Congratulations, you've put Ruby on Rails!

Before you move on, verify that the following conditions have been met:

  1. The log and public directories must be writable to the web server (chmod -R 775 log and chmod -R 775 public).
  2. The shebang line in the public/dispatch* files must reference your Ruby installation.
    You might need to change it to #!/usr/bin/env ruby or point directly at the installation.
  3. Rails on Apache needs to have the cgi handler and mod_rewrite enabled.
    Somewhere in your httpd.conf, you should have:
    AddHandler cgi-script .cgi
    LoadModule rewrite_module libexec/httpd/mod_rewrite.so
    AddModule mod_rewrite.c

Take the following steps to get started:

  1. Create empty development and test databases for your application.
    Recommendation: Use *_development and *_test names, such as basecamp_development and basecamp_test
    Warning: Don't point your test database at your development database, it'll destroy the latter on test runs!
  2. Edit config/database.yml with your database settings.
  3. Create controllers and models using the generator in script/generate
    Help: Run the generator with no arguments for documentation
  4. See all the tests run by running rake.
  5. Develop your Rails application!
  6. Setup Apache with FastCGI (and Ruby bindings), if you need better performance
  7. Remove the dispatches you don't use (so if you're on FastCGI, delete/move dispatch.rb, dispatch.cgi and gateway.cgi)

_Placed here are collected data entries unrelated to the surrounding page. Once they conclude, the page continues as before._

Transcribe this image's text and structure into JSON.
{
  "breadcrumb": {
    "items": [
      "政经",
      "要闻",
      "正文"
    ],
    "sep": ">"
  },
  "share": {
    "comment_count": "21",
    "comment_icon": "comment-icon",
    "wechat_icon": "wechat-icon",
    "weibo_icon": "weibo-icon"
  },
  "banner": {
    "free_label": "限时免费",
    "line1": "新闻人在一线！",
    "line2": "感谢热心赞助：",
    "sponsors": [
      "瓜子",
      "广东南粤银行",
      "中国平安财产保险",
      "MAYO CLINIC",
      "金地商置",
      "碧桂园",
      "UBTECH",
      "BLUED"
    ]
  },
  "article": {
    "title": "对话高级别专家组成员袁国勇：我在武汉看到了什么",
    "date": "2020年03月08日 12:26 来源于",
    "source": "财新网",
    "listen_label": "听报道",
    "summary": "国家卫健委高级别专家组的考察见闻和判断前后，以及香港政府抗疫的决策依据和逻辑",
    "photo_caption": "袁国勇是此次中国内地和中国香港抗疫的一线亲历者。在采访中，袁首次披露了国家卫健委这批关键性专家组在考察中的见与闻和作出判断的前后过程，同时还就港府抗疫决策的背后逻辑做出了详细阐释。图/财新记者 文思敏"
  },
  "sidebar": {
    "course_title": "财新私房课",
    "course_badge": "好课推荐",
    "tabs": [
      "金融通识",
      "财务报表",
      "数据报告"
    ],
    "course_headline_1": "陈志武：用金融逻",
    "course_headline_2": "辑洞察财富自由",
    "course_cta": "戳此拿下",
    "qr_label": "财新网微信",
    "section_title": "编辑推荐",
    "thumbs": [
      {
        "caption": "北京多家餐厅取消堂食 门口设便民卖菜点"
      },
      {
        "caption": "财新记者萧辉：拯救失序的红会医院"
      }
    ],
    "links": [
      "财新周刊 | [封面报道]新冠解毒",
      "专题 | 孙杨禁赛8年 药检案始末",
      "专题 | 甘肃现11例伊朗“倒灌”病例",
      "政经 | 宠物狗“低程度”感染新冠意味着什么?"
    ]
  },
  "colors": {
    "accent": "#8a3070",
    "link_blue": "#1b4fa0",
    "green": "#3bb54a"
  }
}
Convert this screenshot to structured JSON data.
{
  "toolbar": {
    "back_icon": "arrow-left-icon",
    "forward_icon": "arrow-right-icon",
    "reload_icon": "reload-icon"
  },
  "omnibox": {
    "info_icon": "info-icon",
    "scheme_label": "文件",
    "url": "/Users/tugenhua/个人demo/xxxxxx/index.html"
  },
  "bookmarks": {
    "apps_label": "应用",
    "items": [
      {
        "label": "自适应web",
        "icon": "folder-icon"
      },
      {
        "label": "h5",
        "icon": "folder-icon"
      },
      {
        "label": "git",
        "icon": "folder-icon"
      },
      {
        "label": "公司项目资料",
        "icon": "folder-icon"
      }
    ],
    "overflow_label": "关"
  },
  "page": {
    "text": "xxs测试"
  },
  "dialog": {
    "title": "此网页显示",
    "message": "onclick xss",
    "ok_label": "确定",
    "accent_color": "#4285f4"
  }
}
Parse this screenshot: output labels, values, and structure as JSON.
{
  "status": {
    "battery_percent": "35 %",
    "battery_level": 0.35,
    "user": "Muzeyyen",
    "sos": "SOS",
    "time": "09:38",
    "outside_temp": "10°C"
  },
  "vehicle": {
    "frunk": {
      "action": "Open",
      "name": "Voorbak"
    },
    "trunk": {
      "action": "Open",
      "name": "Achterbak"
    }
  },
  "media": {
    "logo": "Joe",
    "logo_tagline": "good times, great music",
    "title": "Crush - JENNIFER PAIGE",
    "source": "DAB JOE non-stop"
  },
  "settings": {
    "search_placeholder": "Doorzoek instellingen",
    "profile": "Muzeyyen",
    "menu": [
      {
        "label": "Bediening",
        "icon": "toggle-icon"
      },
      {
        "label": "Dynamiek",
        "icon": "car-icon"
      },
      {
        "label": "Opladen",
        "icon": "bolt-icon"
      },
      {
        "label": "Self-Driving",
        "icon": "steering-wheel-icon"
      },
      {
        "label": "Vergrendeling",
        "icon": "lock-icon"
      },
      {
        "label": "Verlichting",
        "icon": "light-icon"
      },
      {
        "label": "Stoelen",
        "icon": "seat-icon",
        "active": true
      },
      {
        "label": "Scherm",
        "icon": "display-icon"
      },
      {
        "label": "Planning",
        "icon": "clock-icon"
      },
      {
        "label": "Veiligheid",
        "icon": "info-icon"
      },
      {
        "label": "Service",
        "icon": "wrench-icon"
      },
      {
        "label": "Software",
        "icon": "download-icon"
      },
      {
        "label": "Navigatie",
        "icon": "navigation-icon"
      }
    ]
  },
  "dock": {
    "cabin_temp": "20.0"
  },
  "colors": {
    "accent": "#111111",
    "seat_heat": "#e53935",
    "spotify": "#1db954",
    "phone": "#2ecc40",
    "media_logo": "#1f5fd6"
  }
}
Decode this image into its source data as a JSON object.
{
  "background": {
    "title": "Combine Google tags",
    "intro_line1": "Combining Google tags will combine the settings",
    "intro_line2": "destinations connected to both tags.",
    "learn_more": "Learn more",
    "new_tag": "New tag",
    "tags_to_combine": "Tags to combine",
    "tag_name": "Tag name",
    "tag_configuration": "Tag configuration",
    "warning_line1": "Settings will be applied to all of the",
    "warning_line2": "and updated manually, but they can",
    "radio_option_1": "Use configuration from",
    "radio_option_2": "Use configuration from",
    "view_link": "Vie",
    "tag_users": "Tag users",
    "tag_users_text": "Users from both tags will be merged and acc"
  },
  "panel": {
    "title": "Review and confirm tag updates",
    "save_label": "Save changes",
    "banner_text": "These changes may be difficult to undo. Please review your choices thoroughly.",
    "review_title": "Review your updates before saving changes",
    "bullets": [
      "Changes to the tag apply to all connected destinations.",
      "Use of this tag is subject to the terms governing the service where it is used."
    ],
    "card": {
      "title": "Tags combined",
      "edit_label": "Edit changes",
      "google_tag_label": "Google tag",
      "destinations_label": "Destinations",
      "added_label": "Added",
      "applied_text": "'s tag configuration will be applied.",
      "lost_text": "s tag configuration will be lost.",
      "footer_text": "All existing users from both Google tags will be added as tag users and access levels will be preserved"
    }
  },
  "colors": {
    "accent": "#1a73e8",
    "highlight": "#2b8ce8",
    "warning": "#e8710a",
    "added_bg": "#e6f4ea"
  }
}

Trying to setup a default page for Rails using Routes? You'll have to delete this file (public/index.html) to get under way. Then define a new route in config/routes.rb of the form:

  map.connect '', :controller => 'wiki/page', :action => 'show', :title => 'Welcome'

Having problems getting up and running? First try debugging it yourself by looking at the log files.
Then try the friendly Rails community on the web or on IRC (FreeNode#rubyonrails).